Colombia government, rebels agree to full ceasefire
Colombia`s government and the FARC guerrilla group reached agreement Wednesday on a definitive ceasefire in Latin America`s longest civil war, they said in a joint statement.
Havana: Colombia`s government and the FARC guerrilla group reached agreement Wednesday on a definitive ceasefire in Latin America`s longest civil war, they said in a joint statement.
"The national government and FARC delegations inform the public that we have successfully reached an agreement for a definitive bilateral ceasefire and end to hostilities," the statement said.
The announcement heralds an end to a half-century conflict that has seen hundreds of thousands of people killed in the jungles of the major cocaine-producing country.
The deal would all but end the conflict by resolving one of the final points at peace talks between the government and the Revolutionary Armed Forces of Colombia (FARC), the country`s biggest rebel group.
FARC commander Carlos Lozada tweeted: "On Thursday, June 23, we will announce the last day of the war."
The means of implementation of the final peace deal remain to be settled.
Colombian President Juan Manuel Santos said this week he hopes to seal a full peace deal by July 20.
The Colombian conflict started as a rural uprising in the 1960s.
It has drawn in various leftist rebel groups, right-wing paramilitaries and drug gangs over the decades in this South American state of 49 million people.
It has left 260,000 people dead, 45,000 missing and nearly seven million displaced, according to official figures.
Human rights groups say atrocities have been committed on all sides. Many families are still searching for missing loved ones.Santos`s government wants a referendum to put the seal of popular approval on its peace effort. But it faces resistance from some political rivals.
To hold a plebiscite, it needs the country`s constitutional judges to approve a law already passed in Congress.
Peace talks have been underway in Havana since 2012. They got a boost when the FARC declared a unilateral ceasefire a year ago.
The Marxist guerrilla group agreed to remove child soldiers from its ranks as part of the peace deal.
According to government figures, authorities have taken some 6,000 children from illegal armed groups over the past 17 years, more than half of them from the FARC.

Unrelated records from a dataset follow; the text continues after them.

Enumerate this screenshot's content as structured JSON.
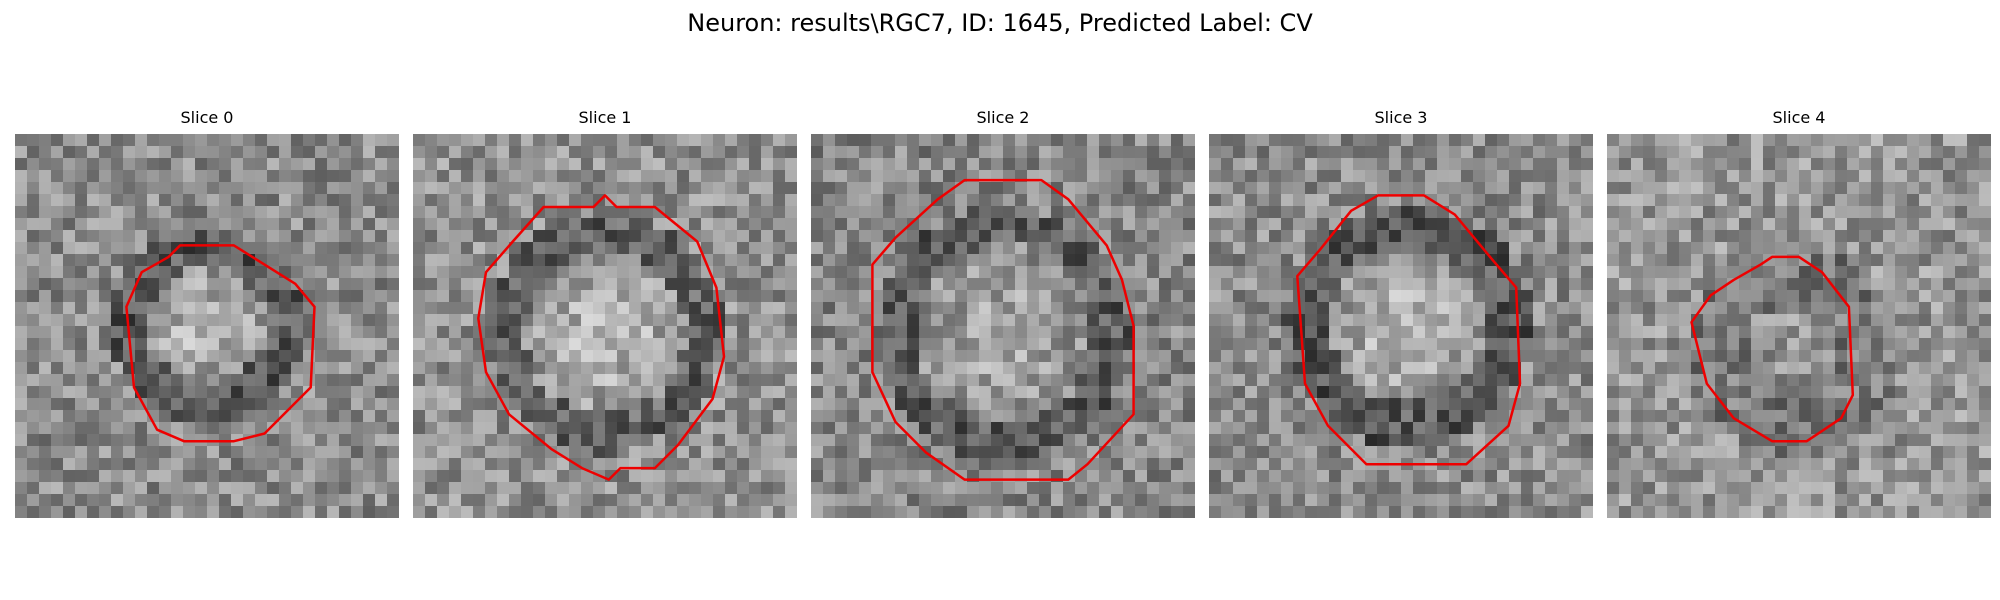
{
  "title": "Neuron: results\\RGC7, ID: 1645, Predicted Label: CV",
  "colors": {
    "contour": "#ee0000",
    "background": "#ffffff"
  },
  "slices": [
    {
      "label": "Slice 0"
    },
    {
      "label": "Slice 1"
    },
    {
      "label": "Slice 2"
    },
    {
      "label": "Slice 3"
    },
    {
      "label": "Slice 4"
    }
  ]
}
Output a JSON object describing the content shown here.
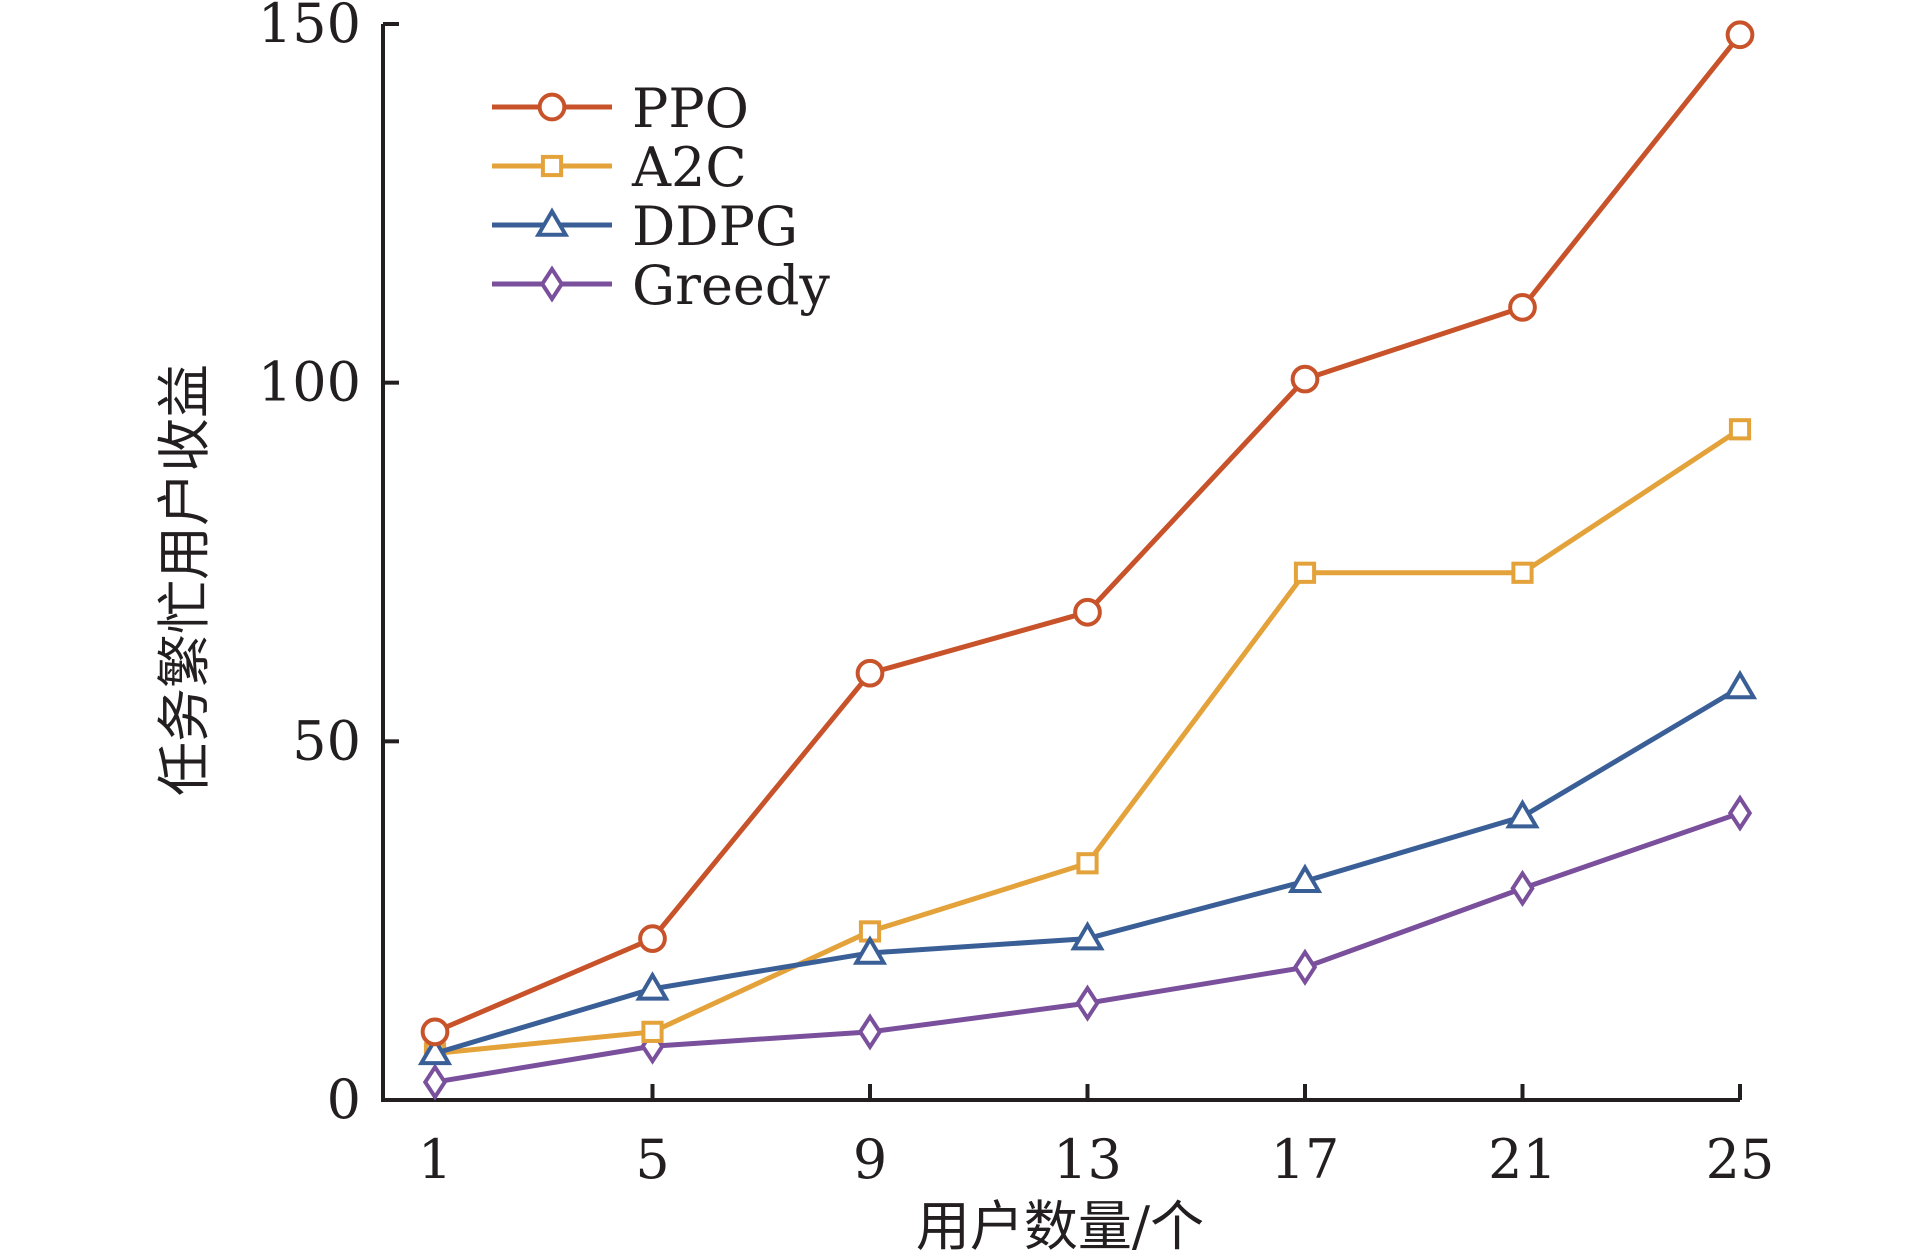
{
  "chart_data": {
    "type": "line",
    "xlabel": "用户数量/个",
    "ylabel": "任务繁忙用户收益",
    "x": [
      1,
      5,
      9,
      13,
      17,
      21,
      25
    ],
    "x_tick_labels": [
      "1",
      "5",
      "9",
      "13",
      "17",
      "21",
      "25"
    ],
    "xlim": [
      0,
      25
    ],
    "ylim": [
      0,
      150
    ],
    "y_ticks": [
      0,
      50,
      100,
      150
    ],
    "y_tick_labels": [
      "0",
      "50",
      "100",
      "150"
    ],
    "grid": false,
    "legend_position": "top-left",
    "series": [
      {
        "name": "PPO",
        "color": "#c8532a",
        "marker": "circle",
        "values": [
          9.5,
          22.5,
          59.5,
          68,
          100.5,
          110.5,
          148.5
        ]
      },
      {
        "name": "A2C",
        "color": "#e4a23a",
        "marker": "square",
        "values": [
          6.5,
          9.5,
          23.5,
          33,
          73.5,
          73.5,
          93.5
        ]
      },
      {
        "name": "DDPG",
        "color": "#3a5f97",
        "marker": "triangle",
        "values": [
          6.5,
          15.5,
          20.5,
          22.5,
          30.5,
          39.5,
          57.5
        ]
      },
      {
        "name": "Greedy",
        "color": "#7a509c",
        "marker": "diamond",
        "values": [
          2.5,
          7.5,
          9.5,
          13.5,
          18.5,
          29.5,
          40
        ]
      }
    ]
  }
}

The questions of disarmament and justice for victims make the road to peace and reconciliation a hard one.
The sides are discussing designating zones where the FARC`s estimated 7,000 remaining fighters can gather for a UN-supervised demobilization process.
Santos and the country`s second-biggest rebel group, the leftist National Liberation Army (ELN), have also said they will start peace talks.
That initiative has stumbled due to alleged kidnappings by the group.
Last month the ELN freed a prominent Spanish-Colombian journalist and two local TV reporters after holding them for days.
The FARC had urged the ELN to release them -- a rare gesture of FARC support for the government over the sensitive issue of kidnappings.
EU foreign policy chief Federica Mogherini visited Bogota in May to show support for a deal.
She said the bloc would contribute a new package of some 640 million dollars to support the transition to peace.